We had available to us an online game my co-author had developed as advertising for the movie Despicable Me. It was the first (only?) speech enabled internet game. The user would tell Minions to do things and they would do them. While developing it, Manny figured that it would be used mostly by boys of an age to find it vastly amusing to say ‘Fucking play table-tennis’ as an alternative to ‘Play table-tennis’. Etc. As he tested the system he had the idea that maybe he was being recognised more when he used the word ‘fucking’.
So we devised a test where people were given a set of randomly generated orders to give the Minions. They all included expressions without swearwords, with ‘fucking’ and with other swearwords instead. Nobody knew why they were doing the exercise. For lack of resources I asked people I knew to do this for me. We had a small group, but I thought a reliable one as a consequence.
We established statistical significance for the hypothesis that ‘fuck’ as an intensifier did improve recognition. You can see What’s the Magic Word? here.
About a year later we decided to do the experiment again. I didn’t have any more friends left (I know, it’s sad) but we had the resource available of AMT – the Turk. We did not achieve statistical significance. There were various possibilities as to why that was. Of course it could have been that our first experiment did not produce accurate data. But we had to acknowledge two important differences in the nature of the data collected which might also have been at issue. Firstly, using lowly paid (though we paid them much better than going rates) Turks. Secondly our Turks were US based. In our first experiment our users had been mostly Australians with a few English thrown in.
Ideally we would have used Australians again. However, at the time (I don’t know about now) this idea of crowd-sourced labour had not come to Australia yet. Furthermore and rendering the idea of a close if not exact repetition of the experiment impossible, the Minions game was taken offline and we could no longer use it.
We do think from time to time of exploring the ideas further, but the one thing we can state for sure is that neither we nor anybody else can repeat our original experiment.

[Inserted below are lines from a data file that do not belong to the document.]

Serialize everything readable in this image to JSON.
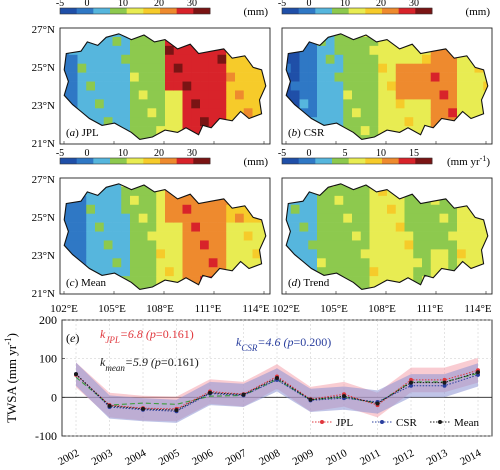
{
  "colors": {
    "palette": [
      "#1f4fa8",
      "#2f78c5",
      "#56b6dd",
      "#8dc94e",
      "#e8ec52",
      "#f6cb2a",
      "#ee8a2e",
      "#d8232a",
      "#7a1414"
    ],
    "jpl": "#e0363c",
    "csr": "#2a3f9e",
    "mean": "#1a1a1a",
    "jpl_band": "#f4a3ad",
    "csr_band": "#8c93d4",
    "trend": "#3c9d3c"
  },
  "maps": {
    "lat_ticks": [
      "27°N",
      "25°N",
      "23°N",
      "21°N"
    ],
    "lon_ticks": [
      "102°E",
      "105°E",
      "108°E",
      "111°E",
      "114°E"
    ],
    "panels": [
      {
        "id": "a",
        "label": "(a) JPL",
        "letter": "a",
        "name": "JPL",
        "cb_ticks": [
          "-5",
          "0",
          "10",
          "20",
          "30"
        ],
        "cb_unit": "(mm)",
        "field": [
          [
            -1.2,
            0.1,
            0.25,
            -0.1,
            -0.3,
            0.0,
            -0.1
          ],
          [
            0,
            0.4,
            0.3,
            0.55,
            0.75,
            0.2,
            0.1
          ]
        ]
      },
      {
        "id": "b",
        "label": "(b) CSR",
        "letter": "b",
        "name": "CSR",
        "cb_ticks": [
          "-5",
          "0",
          "10",
          "20",
          "30"
        ],
        "cb_unit": "(mm)",
        "field": [
          [
            -0.4,
            0.35,
            0.1,
            0,
            0.2,
            0.0,
            0.1
          ],
          [
            0,
            0.2,
            0.3,
            0.1,
            -0.2,
            0.15,
            0.05
          ]
        ]
      },
      {
        "id": "c",
        "label": "(c) Mean",
        "letter": "c",
        "name": "Mean",
        "cb_ticks": [
          "-5",
          "0",
          "10",
          "20",
          "30"
        ],
        "cb_unit": "(mm)",
        "field": [
          [
            -0.9,
            0.2,
            0.2,
            0.1,
            0.0,
            -0.05,
            0.1
          ],
          [
            0,
            0.3,
            0.3,
            0.3,
            0.2,
            0.1,
            0.1
          ]
        ]
      },
      {
        "id": "d",
        "label": "(d) Trend",
        "letter": "d",
        "name": "Trend",
        "cb_ticks": [
          "-5",
          "0",
          "5",
          "10",
          "15"
        ],
        "cb_unit": "(mm yr",
        "cb_unit_sup": "-1",
        "cb_unit_close": ")",
        "field": [
          [
            -0.3,
            0.0,
            0.6,
            -0.3,
            0.3,
            0.1,
            0.0
          ],
          [
            0,
            0.3,
            0.5,
            0.2,
            -0.4,
            0.1,
            0.05
          ]
        ]
      }
    ]
  },
  "chart_data": {
    "type": "line",
    "panel_label": "(e)",
    "ylabel": "TWSA (mm yr",
    "ylabel_sup": "-1",
    "ylabel_close": ")",
    "x": [
      "2002",
      "2003",
      "2004",
      "2005",
      "2006",
      "2007",
      "2008",
      "2009",
      "2010",
      "2011",
      "2012",
      "2013",
      "2014"
    ],
    "ylim": [
      -100,
      200
    ],
    "yticks": [
      -100,
      0,
      100,
      200
    ],
    "series": [
      {
        "name": "JPL",
        "values": [
          58,
          -20,
          -28,
          -30,
          15,
          8,
          54,
          -5,
          8,
          -20,
          45,
          45,
          70
        ]
      },
      {
        "name": "CSR",
        "values": [
          60,
          -25,
          -32,
          -36,
          10,
          5,
          45,
          -8,
          -2,
          -12,
          30,
          30,
          58
        ]
      },
      {
        "name": "Mean",
        "values": [
          60,
          -22,
          -30,
          -33,
          12,
          7,
          50,
          -6,
          3,
          -16,
          38,
          38,
          65
        ]
      }
    ],
    "trend_line": {
      "values": [
        52,
        -20,
        -15,
        -18,
        3,
        5,
        46,
        -6,
        0,
        -15,
        40,
        40,
        62
      ]
    },
    "annotations": {
      "jpl": {
        "k": "k",
        "sub": "JPL",
        "text": "=6.8 (",
        "p": "p",
        "ptext": "=0.161)"
      },
      "csr": {
        "k": "k",
        "sub": "CSR",
        "text": "=4.6 (",
        "p": "p",
        "ptext": "=0.200)"
      },
      "mean": {
        "k": "k",
        "sub": "mean",
        "text": "=5.9 (",
        "p": "p",
        "ptext": "=0.161)"
      }
    },
    "legend": [
      "JPL",
      "CSR",
      "Mean"
    ],
    "legend_position": "bottom-right"
  }
}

For anybody looking at the paper, please note that it had a second agenda which is why it is oddly written by normal standards of academic work. Having proofread various papers in the same area which struck me as excruciatingly boring, I questioned the idea that one had to write in that way in order to be published. I wanted to write something that would be both interesting and intelligible to a person walking in off the street to listen to the paper being presented. In fact you have to pay a lot of money to go to academic conferences, so people off the street are excluded. I believe that is wrong and I believe that many, if not all, academic papers could and should be written in ways more accessible to the population at large.